If such merging occurs without any sort of objective measure of token holders’ attitudes or miners’, then whoever merges it is basically deciding to upgrade the network in what can effectively be called a unilateral manner.
A Centralized Bitcoin?
As such, that this method is even being considered clearly shows certain entities do not care whatever about decentralization or objective means of changing the network’s rules. Instead, appear willing to entertain the idea of, effectively, ordering the market in a very centralized manner, even if that includes much expected utter chaos which cannot easily be settled through a chain split and corresponding new currency.
Therefore, I maintain the view this is not a real proposal, but a bluff as I cannot possibly see how anyone can propose it with a straight face nor, do I think, whatever one’s views on scalability, would any non-troll or non-financially incentivized individual support a method that basically would make it certain bitcoin is centralized if it is merged.
However, that this proposal is, nonetheless, being strongly pushed in some corners, suggests there may actually be an attempt to centralize bitcoin through what is now being revealed as its weakest aspect – developers.

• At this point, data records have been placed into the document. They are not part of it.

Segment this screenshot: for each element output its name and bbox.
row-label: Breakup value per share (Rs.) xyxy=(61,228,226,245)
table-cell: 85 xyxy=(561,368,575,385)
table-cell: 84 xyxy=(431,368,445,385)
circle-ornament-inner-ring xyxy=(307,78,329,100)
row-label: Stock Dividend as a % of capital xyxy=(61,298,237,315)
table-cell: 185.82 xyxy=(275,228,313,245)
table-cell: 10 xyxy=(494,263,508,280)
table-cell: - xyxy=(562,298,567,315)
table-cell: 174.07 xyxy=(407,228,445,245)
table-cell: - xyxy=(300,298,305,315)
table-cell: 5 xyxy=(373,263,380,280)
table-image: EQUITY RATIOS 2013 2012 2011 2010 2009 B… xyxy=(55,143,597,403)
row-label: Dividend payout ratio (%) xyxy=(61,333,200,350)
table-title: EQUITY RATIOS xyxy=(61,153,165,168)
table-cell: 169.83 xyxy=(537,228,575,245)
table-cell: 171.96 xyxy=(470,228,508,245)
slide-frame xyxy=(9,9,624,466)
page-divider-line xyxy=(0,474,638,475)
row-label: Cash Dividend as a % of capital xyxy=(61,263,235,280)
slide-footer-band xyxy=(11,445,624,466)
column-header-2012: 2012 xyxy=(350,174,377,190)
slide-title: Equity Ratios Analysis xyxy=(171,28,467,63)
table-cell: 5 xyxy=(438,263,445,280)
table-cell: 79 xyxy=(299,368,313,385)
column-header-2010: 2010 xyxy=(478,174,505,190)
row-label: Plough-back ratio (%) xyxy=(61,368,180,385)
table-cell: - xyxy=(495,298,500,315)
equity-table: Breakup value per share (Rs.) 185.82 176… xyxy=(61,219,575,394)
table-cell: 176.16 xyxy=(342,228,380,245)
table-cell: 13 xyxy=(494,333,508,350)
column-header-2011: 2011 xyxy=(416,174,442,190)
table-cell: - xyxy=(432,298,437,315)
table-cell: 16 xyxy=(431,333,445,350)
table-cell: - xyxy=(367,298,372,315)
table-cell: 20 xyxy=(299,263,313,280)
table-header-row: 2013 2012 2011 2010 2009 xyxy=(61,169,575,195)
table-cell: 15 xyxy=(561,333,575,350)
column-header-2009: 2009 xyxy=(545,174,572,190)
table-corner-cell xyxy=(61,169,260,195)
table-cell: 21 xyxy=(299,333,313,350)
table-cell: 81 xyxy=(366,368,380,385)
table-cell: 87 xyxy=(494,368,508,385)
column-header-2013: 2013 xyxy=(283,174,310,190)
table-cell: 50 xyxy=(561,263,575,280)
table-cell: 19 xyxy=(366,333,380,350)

If that is indeed possible then, of course, we should expect such attempt as great richness can be gained by controlling a $20 billion market and there are plenty of individuals who would like such richness despite whatever ideology they may proclaim, whatever background they may taunt, or whatever words they may utter.
A Balance of Protocol Stagnation?
So far, it seems that bitcoin’s incentives are well aligned to prevent it, but they also appear well balanced to, at the same time, prevent changes. The lesson for other currencies, especially ethereum, is to run very fast, break all things, until a stage is reached after sharding sometime in, optimistically perhaps, 2020, whereafter the protocol can be set in stone.
For bitcoin, such time may have come prematurely, but whatever we may say regarding our intellectual abilities, logical deductions, rational thinking, it is the case experience is often the best teacher for it provides immense richness of nuances.
Reality has a way of imposing itself, above imagination and to its surprise, however genius the mind, because it is simply impossible to account for the richness of experience. That is why our highest achievement – science – and its emphasis on objective thinking, operates on observation.
What we can, currently, observe, is that bitcoin has stagnated conceptually because of its incentives, when it comes to protocol changes, appear well balanced with the technology seemingly having a tendency towards non-changes where developers disagree with the market.
As such, although we do need to account for the inventor’s abandoning of the project and his lack of influence which may have been decisive towards persuading developers to meet the market’s demands, any blockchain based currency might wish to account for an eventual stage where the protocol may become unchangeable save for boring and fairly irrelevant dotting of i’s and crossing of t’s.